Un’altra situazione tipica: il bimbo gioca sul tappeto mentre la mamma e il papà, nella stessa stanza, leggono o fanno altro. Il bimbo mette per caso tre cubi impilati, guarda la mamma, o il papà, e sorride. La reazione che spesso i genitori hanno è verbale: ‘Che bravo! Magari da grande farai l’ingegnere!’. “Naturalmente il piccolo non può capire le parole, ma attraverso la voce, lo sguardo, l’atteggiamento dei genitori riceve un messaggio fondamentale. Se potesse verbalizzarlo, direbbe: ‘Io ho capito che quello che sto provando per un’esperienza casuale, e che un giorno riuscirò a chiamare gioia, è esattamente l’emozione che si deve provare in un’esperienza di questo genere’. Questa è l’importanza del rispecchiamento: convalidare le sensazioni del bambino, confermargli che quello che sta provando è ciò che si deve provare”.

Conquista dell’io: come avviene nei gemelli?

Servono particolari attenzioni da parte dei genitori nel seguire la formazione del senso di identità di due gemellini?

“Quando una mamma ha un solo bambino, si dice che ‘ha occhi solo per lui’. Nel caso dei gemelli, invece, si deve ‘dividere in due’: ognuno deve fare i conti con l’altra presenza”, dice Rosanna Schiralli. “Per prevenire alcuni disagi nei bambini, c’è chi ritiene che si dovrebbe, fin dalla gravidanza, aiutare la futura mamma a pensare i due figli come due individui separati e specifici. E prepararla a ritagliarsi anche solo uno spicchio di spazio giornaliero che sia ‘unico’: da dedicare totalmente a ogni singolo bambino. È in questa dimensione che può crearsi un attaccamento sicuro, dunque una buona sintonizzazione e una relazione di rispecchiamento profonda e proficua”.

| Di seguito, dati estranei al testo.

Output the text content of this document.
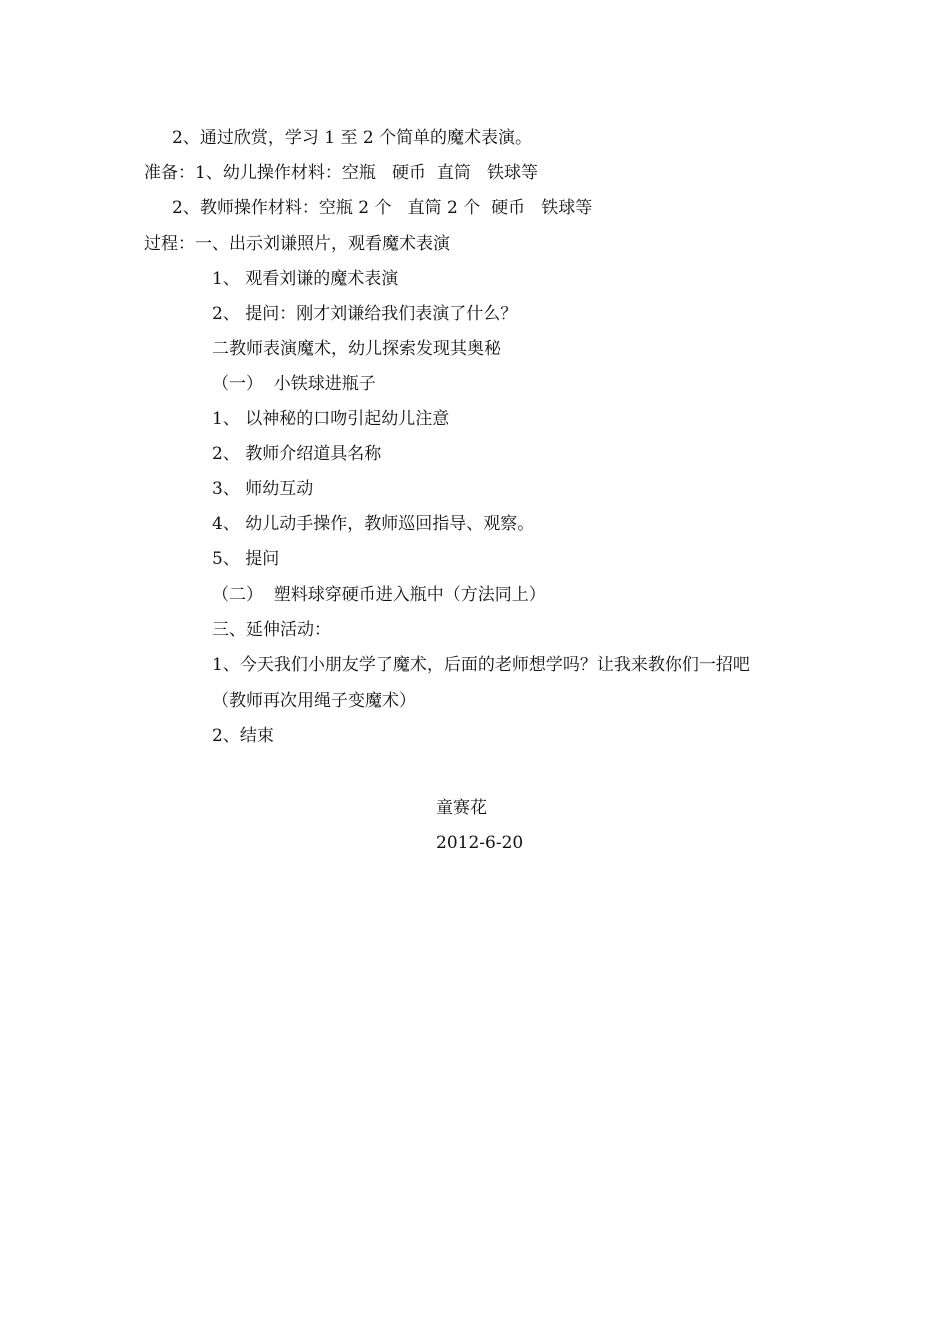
2、通过欣赏，学习 1 至 2 个简单的魔术表演。
准备：1、幼儿操作材料：空瓶   硬币  直筒   铁球等
2、教师操作材料：空瓶 2 个   直筒 2 个  硬币   铁球等
过程：一、出示刘谦照片，观看魔术表演
1、 观看刘谦的魔术表演
2、 提问：刚才刘谦给我们表演了什么？
二教师表演魔术，幼儿探索发现其奥秘
（一）  小铁球进瓶子
1、 以神秘的口吻引起幼儿注意
2、 教师介绍道具名称
3、 师幼互动
4、 幼儿动手操作，教师巡回指导、观察。
5、 提问
（二）  塑料球穿硬币进入瓶中（方法同上）
三、延伸活动：
1、今天我们小朋友学了魔术，后面的老师想学吗？让我来教你们一招吧
（教师再次用绳子变魔术）
2、结束
童赛花
2012-6-20
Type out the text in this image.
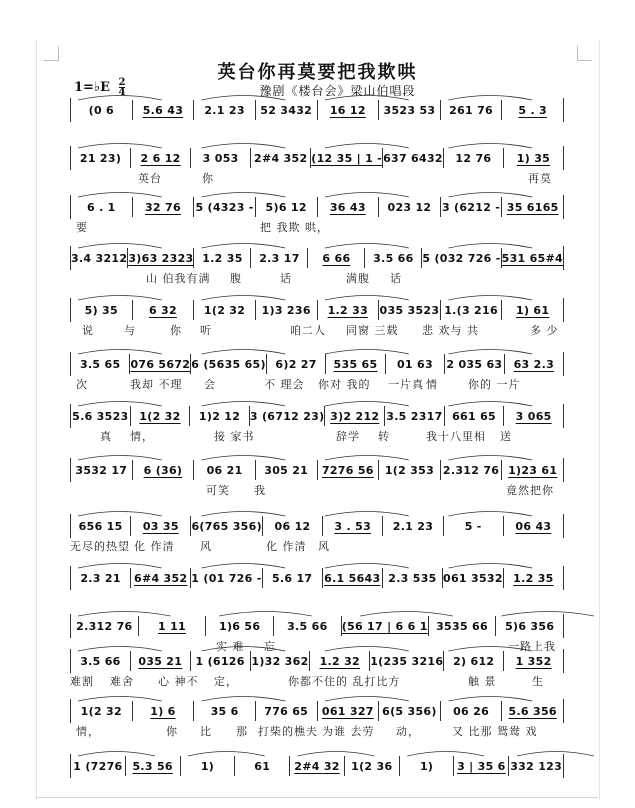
英台你再莫要把我欺哄
豫剧《楼台会》梁山伯唱段
1=♭E $\frac{2}{4}$
(0 6	5.6 43	2.1 23	52 3432	16 12	3523 53	261 76	5 . 3
21 23)	2 6 12	3 053	2#4 352 (12 35 | 1 - 637 6432	12 76	1) 35
英台	你	再莫
6 . 1	32 76	5 (4323 -	5)6 12	36 43	023 12 3 (6212 - 35 6165
要	把 我欺 哄，
3.4 3212 3)63 2323 1.2 35	2.3 17	6 66	3.5 66 5 (032 726 - 531 65#4
山 伯我有满 腹	话	满腹 话
5) 35	6 32	1(2 32	1)3 236	1.2 33	035 3523 1.(3 216	1) 61
说	与	你 听	咱二人 同窗 三载 悲 欢与 共	多 少
3.5 65 076 5672 6 (5635 65) 6)2 27	535 65	01 63	2 035 63	63 2.3
次	我却 不理 会	不 理会 你对 我的 一片真 情	你的 一片
5.6 3523 1(2 32	1)2 12 3 (6712 23) 3)2 212 3.5 2317 661 65	3 065
真 情，	接 家书	辞学 转	我十八里相 送
3532 17	6 (36)	06 21	305 21	7276 56	1(2 353 2.312 76 1)23 61
可笑 我	竟然把你
656 15	03 35	6(765 356)	06 12	3 . 53	2.1 23	5 -	06 43
无尽的热望 化 作清 风	化 作清 风
2.3 21	6#4 352 1 (01 726 - 5.6 17	6.1 5643 2.3 535 061 3532 1.2 35
2.312 76	1 11	1)6 56	3.5 66	(56 17 | 6 6 1 3535 66	5)6 356
实 难 忘	一路上我
3.5 66	035 21	1 (6126 1)32 362	1.2 32 1(235 3216 2) 612	1 352
难割 难舍 心 神不 定，	你都不住的 乱打比方	触 景	生
1(2 32	1) 6	35 6	776 65	061 327 6(5 356)	06 26	5.6 356
情，	你 比 那 打柴的樵夫 为谁 去劳 动，	又 比那 鸳鸯 戏
1 (7276 5.3 56	1)	61	2#4 32	1(2 36	1)	3 | 35 6 332 123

L’equazione somiglianza-uguaglianza è un pregiudizio che può condizionare la conquista dell’io”, conferma Rosalinda Cassibba. “Spesso, per i gemelli, il rischio è quello di essere confusi uno con l’altro, fatto che può rallentare il processo di differenziazione di sé dagli altri. Occorre perciò rispettare il loro bisogno di essere riconosciuti ognuno come ‘uno’, e non in relazione al fratello. Proprio per evitare scambi e confusioni, molti psicologi consigliano di diversificare fin dai primi tempi abbigliamento, giocattoli e, più avanti, le classi scolastiche. D’altra parte, va anche detto che avere un ‘pari’ sempre accanto può rivelarsi vantaggioso. Avere un ‘compagno di strada’ con la stessa età, lo stesso linguaggio, le stesse emozioni può rinforzare la sicurezza nel bambino”.

Dall’identità all’autonomia

Il senso di sé si costruisce grazie all’interiorizzazione nel tempo di una serie di feedback che provengono dagli adulti che accudiscono. E non dobbiamo preoccuparci né scoraggiarci se, a volte, ci sembra di sbagliare, perché il cervello ha un periodo evolutivo molto lungo. “Finisce di completarsi verso i 22 anni, quindi i genitori hanno tutto il tempo di rimediare in caso di danni involontari!”, rassicura Rosanna Schiralli.

“L’importante è che gli ‘incidenti di percorso’ accadano ogni tanto, ma non diventino uno stile. Se, per esempio, la mamma tende a spalancare gli occhi, come se si fosse spaventata, ogni volta che il piccolo fa qualcosa di nuovo, lui rischia di confondersi, interiorizzando il concetto che ogni novità comporta uno spavento. Occorre, invece, dotarlo di quella che io chiamo la ‘valigia della sicurezza’: una base di tranquillità e protezione, che gli permetta di proseguire ben saldo sulla strada dell’autonomia”.